Learning Equivalence Classes of Bayesian Networks Structures
This work addresses a methodological improvement for researchers in probabilistic graphical models, but it appears incremental as it adapts existing search algorithms to a refined search space without claiming broad breakthroughs.
The paper tackles the problem of learning Bayesian networks from data by proposing a search space where states correspond to equivalence classes of structures, rather than individual structures, to better align with scoring functions that evaluate entire classes. The result shows a comparison where greedy search in this new space is evaluated against traditional methods, though no concrete performance numbers are provided in the abstract.
Approaches to learning Bayesian networks from data typically combine a scoring function with a heuristic search procedure.
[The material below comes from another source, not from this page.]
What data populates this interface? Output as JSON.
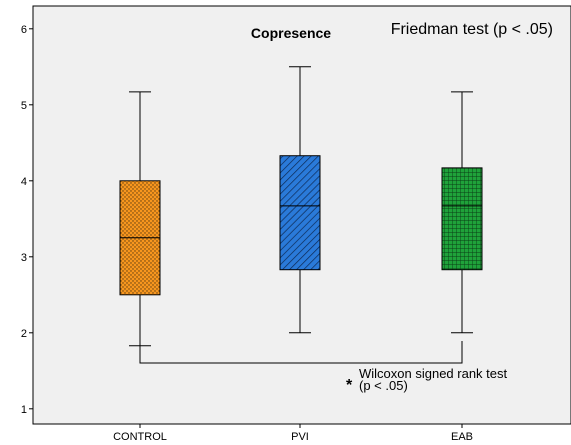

Given a Bayesian network structure, many of the scoring functions derived in the literature return a score for the entire equivalence class to which the structure belongs. When using such a scoring function, it is appropriate for the heuristic search algorithm to search over equivalence classes of Bayesian networks as opposed to individual structures. We present the general formulation of a search space for which the states of the search correspond to equivalence classes of structures. Using this space, any one of a number of heuristic search algorithms can easily be applied. We compare greedy search performance in the proposed search space to greedy search performance in a search space for which the states correspond to individual Bayesian network structures.